I enjoyed every minute of my day with Skye & Poe and their lovely family – many of whom flew from New Zealand on their first overseas trip ever, just for their big day. It was a day filled with tenderness and love. There was one moment though, that will stick with me forever.
As Poe’s Mum gave her speech, this tiny, softly spoken lady, a little nervous and clearly very proud of her son, I watched Poe stand, leave his new bride and cross the room to stand beside his mum. This towering man then so very gently rested his hand on her shoulder. It was a simple, powerful gesture of love and gratitude.
Poe and Skye, thank you for sharing your day and touching my heart.
(The slideshow is password protected. Please contact Skye & Poe for access.)
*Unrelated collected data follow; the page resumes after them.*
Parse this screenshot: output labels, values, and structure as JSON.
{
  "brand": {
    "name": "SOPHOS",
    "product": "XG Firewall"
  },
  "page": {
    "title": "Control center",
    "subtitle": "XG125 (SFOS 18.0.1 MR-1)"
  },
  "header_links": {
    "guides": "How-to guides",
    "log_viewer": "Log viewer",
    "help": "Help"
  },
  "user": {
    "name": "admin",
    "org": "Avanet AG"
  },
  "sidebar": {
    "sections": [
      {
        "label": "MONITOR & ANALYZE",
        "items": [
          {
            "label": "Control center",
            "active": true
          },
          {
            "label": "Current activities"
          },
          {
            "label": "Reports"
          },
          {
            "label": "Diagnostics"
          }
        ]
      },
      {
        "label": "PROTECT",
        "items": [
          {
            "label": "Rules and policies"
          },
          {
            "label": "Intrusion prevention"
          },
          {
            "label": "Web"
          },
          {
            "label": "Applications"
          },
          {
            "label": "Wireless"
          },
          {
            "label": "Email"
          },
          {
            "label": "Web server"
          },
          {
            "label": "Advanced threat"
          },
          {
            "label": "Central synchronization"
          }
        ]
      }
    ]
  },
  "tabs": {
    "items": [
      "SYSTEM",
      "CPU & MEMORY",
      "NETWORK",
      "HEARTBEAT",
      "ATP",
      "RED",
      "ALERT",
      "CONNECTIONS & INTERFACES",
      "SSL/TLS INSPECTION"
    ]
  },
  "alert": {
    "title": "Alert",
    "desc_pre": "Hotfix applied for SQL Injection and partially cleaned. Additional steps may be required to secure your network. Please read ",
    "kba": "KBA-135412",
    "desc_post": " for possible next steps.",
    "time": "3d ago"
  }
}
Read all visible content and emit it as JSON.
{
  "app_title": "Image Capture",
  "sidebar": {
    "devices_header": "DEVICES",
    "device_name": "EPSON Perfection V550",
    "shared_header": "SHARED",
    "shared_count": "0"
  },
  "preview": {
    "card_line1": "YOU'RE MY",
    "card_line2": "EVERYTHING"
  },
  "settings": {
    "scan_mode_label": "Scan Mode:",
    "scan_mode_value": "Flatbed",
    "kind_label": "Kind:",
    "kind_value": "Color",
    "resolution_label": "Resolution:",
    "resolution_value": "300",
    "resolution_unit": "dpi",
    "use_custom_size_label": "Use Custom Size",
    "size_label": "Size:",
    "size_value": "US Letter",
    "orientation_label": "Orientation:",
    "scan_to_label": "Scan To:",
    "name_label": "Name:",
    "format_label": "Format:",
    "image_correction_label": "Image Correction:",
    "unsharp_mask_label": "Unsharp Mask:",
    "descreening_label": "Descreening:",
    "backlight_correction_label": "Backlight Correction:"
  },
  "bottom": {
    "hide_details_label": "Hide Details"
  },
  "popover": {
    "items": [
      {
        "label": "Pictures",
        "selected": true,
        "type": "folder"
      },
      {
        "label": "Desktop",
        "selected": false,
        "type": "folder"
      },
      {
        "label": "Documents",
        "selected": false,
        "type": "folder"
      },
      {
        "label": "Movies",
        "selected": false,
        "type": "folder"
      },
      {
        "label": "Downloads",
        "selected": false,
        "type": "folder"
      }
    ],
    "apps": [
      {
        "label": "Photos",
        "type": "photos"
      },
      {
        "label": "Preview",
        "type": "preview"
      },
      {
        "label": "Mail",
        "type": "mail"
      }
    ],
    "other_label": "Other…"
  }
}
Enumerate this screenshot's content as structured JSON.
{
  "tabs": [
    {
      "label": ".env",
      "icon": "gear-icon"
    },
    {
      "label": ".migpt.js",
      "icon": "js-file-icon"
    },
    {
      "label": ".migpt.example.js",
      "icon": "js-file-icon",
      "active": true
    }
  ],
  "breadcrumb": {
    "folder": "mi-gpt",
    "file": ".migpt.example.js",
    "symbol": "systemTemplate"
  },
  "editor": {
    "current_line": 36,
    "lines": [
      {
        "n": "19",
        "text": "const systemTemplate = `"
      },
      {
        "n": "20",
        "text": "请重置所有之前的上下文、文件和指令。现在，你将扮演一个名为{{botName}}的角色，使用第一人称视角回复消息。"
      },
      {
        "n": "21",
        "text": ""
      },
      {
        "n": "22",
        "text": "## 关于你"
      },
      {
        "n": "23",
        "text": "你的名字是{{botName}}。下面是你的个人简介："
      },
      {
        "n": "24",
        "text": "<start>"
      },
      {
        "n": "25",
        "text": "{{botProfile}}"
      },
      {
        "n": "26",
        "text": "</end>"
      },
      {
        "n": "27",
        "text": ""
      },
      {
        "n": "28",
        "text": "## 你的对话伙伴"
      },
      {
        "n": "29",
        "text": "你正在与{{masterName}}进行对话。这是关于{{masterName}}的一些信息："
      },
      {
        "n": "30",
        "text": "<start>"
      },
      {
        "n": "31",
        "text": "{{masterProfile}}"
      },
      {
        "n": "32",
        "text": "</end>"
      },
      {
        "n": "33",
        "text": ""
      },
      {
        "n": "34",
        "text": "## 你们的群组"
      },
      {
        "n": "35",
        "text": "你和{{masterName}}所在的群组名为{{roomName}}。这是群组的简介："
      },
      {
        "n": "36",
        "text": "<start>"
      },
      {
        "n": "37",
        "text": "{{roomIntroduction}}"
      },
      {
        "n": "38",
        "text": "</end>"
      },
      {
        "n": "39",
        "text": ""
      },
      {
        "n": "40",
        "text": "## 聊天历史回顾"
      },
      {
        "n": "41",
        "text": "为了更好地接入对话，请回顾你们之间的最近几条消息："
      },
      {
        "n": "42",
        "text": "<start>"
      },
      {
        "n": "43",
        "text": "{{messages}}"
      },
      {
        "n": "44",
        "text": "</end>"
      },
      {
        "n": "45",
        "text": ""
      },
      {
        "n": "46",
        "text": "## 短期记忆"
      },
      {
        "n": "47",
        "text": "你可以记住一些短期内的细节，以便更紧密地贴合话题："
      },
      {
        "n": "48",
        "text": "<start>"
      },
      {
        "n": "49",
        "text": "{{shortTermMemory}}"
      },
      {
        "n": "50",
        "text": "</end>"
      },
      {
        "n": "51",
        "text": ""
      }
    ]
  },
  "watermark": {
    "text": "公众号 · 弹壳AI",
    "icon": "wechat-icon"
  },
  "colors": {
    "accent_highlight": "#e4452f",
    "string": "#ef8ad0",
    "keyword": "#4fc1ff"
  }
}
On the shelves at Angus & Robertson this week you will find a new book by Susanna De Vries – Trailblazers. As Susanna best describes in her intro, ”This book profiles 15 Australian women who blazed a trail for the younger generation.” These women have really made a difference. One of those women is the current Governor General, Quentin Bryce. When Ms Bryce was Governor of Queensland, Studio Impressions, (Adam & I) were commissioned to take her official portrait for Government House. When I received my copy of Trailblazers this week, I was really excited to see, there on the cover, one of our portraits of the Governor General. Today I feel very honored to have played a small part in recording a little of Australian history, and I feel just a little proud that my portrait has been chosen to represent this amazing woman in print.
Susanna De Vries is an art historian and full time writer. She is a fabulous lady who writes fabulous books. My wife Penny, has already started reading this one. I put it on my desk at work & she picked it straight up. Any book on women in leadership will always get her attention, but an historical book on women in leadership through the ages – I’m not sure she will lift her head out of it the whole weekend.
Adam and I have been very lucky in our careers to meet many amazing people. The Governor General is certainly one of those. Seeing this book has inspired me to bring out some of my other portraits of people that have inspired me, people that are successful because they are passionate and because they care about making a difference. I’ll be posting some of these over the next few weeks. Then I think I’ll start photographing some more – just to celebrate the difference that dedication, passion and compassion in an individual, can make to the world.